このプロフィールだけで、ちょっと引いてしまう。
きっとコムズカシイ研究報告書かもしれない・・・と、少し躊躇した。
会社のお友達に京大出身・才色兼備のA子ちゃんがいる。
彼女は、色んな意味で、と・に・か・く!頭がいい(キッパリ!)
思考の切り替えというか、気持ちの切り替えが早い。だから悩まない。
今は二児の母だが独身時代は、そりゃモテていた。
そして、人生で一度もフラレた経験がない(!)強者。
きっと、この吉原さんもA子ちゃんの様な、切替え上手で合理的な
女性なんだろうなぁ〜と思いながら、序章を読み始めた。
序章だけで「 こりゃー、おもしろい本だ! 」と
舌なめずりした(下品だぞ)舞台が日本ではなく、アメリカ。
勤務先の大学から1年間のサバティカル
(授業その他の業務から離れて研究や執筆に専念できるシステム)を与えてもらった吉原氏。
その制度を利用し、ハワイからNYに移り住み
世界最大の結婚情報サイト 「 mach.com(マッチ・ドット・コム)」 に登録し婚活を開始する。
この本は、そこで出会った男性達との報告書。
おもしろいのは、やはり日本と全く違う、
価値観や習慣、感性などなど。。。精神科医やセラピストに定期的に通うのはあたりまえ、ミドルクラスになると
精神分析に通うのが一種のステイタス・シンボルなんですって。
アメリカの披露宴に招待されると新郎新婦はもちろん
出席者も主賓も、み〜んなでダンスをする習慣があったり。
ゲイが身近に何人もいたり(!)
ちなみに吉村さんはゲイの親友がふたりおり、すぐ会える様に
彼らの近所のマンションに引っ越ししているのである。
彼らとの交流を読むと、あたしも・・・ゲイの友達が欲しいと
本気で思ってしまった。いいなぁ、ゲイの男子友達・・・。
オンライン・ディーディングで、次々と様々な相手と出逢う吉村さん。
何だか、アメリカ人って無駄がないというか、合理的思考というか
はっきり意思表示するんですね!?
正直、ここまで赤裸々に書いていいの!?と、こちらが戸惑う時もあるが
グググっと、前のめりになる程、この「報告レポート」にのめりこむのは
作者が、とにかく 人間クサイから。
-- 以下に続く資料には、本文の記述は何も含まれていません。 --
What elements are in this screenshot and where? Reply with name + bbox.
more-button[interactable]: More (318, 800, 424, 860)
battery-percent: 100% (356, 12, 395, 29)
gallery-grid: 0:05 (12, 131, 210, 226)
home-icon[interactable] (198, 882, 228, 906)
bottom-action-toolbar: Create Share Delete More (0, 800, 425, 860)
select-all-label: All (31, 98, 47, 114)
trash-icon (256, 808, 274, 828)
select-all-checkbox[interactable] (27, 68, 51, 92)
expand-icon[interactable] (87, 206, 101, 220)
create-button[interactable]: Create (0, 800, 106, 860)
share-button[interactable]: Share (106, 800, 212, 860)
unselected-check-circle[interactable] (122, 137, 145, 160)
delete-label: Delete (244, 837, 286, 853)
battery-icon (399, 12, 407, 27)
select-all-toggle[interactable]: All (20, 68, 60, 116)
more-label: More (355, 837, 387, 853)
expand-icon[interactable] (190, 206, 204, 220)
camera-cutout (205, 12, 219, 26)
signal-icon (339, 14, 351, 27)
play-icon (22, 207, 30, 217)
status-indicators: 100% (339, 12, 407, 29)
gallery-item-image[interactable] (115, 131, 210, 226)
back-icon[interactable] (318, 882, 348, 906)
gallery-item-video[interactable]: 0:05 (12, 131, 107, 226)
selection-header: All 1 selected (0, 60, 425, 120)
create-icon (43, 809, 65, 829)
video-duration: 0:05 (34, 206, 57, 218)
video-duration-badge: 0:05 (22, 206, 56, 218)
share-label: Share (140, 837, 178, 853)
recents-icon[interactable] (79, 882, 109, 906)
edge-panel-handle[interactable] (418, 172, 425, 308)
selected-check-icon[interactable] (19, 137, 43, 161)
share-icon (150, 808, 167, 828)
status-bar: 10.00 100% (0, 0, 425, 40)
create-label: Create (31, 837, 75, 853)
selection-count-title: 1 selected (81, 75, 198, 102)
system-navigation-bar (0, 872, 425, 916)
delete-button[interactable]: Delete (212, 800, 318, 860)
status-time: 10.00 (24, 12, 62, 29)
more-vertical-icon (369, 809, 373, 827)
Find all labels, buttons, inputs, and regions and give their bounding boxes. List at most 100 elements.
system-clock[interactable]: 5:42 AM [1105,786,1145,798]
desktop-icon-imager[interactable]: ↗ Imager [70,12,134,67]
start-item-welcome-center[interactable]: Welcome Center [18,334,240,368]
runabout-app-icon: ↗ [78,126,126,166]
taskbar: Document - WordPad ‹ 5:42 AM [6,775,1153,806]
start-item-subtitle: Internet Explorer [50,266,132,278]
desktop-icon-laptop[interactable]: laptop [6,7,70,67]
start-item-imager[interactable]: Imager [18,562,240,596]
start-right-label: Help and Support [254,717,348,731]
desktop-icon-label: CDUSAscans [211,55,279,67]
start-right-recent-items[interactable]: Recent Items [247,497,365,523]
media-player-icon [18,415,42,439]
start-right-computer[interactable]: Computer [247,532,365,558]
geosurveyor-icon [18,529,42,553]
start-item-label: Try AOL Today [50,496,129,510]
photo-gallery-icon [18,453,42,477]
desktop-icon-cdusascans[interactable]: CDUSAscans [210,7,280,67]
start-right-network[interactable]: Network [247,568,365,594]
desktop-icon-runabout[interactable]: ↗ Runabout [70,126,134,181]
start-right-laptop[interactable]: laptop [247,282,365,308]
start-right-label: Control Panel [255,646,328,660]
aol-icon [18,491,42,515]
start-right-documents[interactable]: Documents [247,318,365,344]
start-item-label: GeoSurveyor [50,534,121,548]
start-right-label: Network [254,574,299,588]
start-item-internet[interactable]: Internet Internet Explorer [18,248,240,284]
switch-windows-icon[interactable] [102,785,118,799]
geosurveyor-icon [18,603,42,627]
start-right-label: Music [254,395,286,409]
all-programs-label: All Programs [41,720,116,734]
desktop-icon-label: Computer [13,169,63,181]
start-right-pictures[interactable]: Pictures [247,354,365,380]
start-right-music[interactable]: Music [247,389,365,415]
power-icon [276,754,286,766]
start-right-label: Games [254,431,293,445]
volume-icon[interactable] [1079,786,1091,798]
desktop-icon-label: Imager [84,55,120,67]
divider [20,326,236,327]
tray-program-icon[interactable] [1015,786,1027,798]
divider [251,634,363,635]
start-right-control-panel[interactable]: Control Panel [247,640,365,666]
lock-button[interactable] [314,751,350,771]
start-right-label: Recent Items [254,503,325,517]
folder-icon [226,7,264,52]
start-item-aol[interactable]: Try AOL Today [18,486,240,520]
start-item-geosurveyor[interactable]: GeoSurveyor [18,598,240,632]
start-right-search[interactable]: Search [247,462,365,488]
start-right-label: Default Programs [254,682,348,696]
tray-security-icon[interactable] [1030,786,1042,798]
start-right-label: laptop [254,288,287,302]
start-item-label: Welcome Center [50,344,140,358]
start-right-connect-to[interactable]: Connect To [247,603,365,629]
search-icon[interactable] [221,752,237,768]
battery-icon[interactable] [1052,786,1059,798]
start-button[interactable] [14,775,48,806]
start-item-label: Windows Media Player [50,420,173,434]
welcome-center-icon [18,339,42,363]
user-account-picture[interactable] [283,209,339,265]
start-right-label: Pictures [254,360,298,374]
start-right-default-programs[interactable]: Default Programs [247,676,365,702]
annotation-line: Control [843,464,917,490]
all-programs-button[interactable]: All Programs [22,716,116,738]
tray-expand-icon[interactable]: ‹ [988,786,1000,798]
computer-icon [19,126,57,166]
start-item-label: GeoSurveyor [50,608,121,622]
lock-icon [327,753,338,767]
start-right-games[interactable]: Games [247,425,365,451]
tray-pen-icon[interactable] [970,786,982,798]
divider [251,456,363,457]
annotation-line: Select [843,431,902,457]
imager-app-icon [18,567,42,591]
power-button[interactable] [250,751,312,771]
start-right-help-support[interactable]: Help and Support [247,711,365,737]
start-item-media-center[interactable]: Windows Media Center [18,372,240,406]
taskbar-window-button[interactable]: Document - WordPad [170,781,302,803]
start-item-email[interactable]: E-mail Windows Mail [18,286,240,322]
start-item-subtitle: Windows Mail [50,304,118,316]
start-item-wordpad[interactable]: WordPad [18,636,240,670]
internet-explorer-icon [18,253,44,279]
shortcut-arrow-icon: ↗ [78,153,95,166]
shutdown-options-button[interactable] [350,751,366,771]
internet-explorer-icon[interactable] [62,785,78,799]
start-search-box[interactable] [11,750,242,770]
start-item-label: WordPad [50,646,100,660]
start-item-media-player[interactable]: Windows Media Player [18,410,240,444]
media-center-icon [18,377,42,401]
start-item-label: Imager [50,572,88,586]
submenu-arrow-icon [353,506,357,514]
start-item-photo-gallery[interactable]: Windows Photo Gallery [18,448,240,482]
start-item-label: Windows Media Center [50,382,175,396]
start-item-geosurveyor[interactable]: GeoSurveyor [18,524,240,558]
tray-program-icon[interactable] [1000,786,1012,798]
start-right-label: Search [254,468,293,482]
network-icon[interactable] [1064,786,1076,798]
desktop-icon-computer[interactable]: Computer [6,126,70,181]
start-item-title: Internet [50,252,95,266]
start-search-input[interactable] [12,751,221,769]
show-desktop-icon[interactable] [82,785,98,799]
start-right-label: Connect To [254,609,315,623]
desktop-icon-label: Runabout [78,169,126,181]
ドキドキしたり、フラれて眠れないほど落ち込んだり。
喜んだり。勢いに流されたり。
何だか・・・、日本のフツーの20代OLと一緒。
カッコつけてない等身大の女性。
作者に共感&感情移入するので、途中から「絶対に次は上手くいってね!」と
応援してしまうから、不思議だ。
舞台が日本だったら、生々し過ぎて、きっと引いてしまうかもしれないが
なんぜNYと、スコーンと晴れた青空のハワイ。
これは単なる報告レポートではなく、ひとりの女性の成長記。
最後の「 大人になるということ 」は、とびきり知的で行動的な
オトナ女子のコトバなので、ぶんぶん首がちぎれるほど頷いた。
そして、切なくなる。
男子も女子も、今という時代だからこそ、興味深く読める一冊です。
ところで、こうゆうデジタル系の出逢いや、結婚相談所で
結婚した知人を4名知っている。
出逢い系って、モテない人達が利用すんじゃあないの?と、つい思いがちだけど
4人共、いいパートナーと出逢い幸せな生活を送ってる。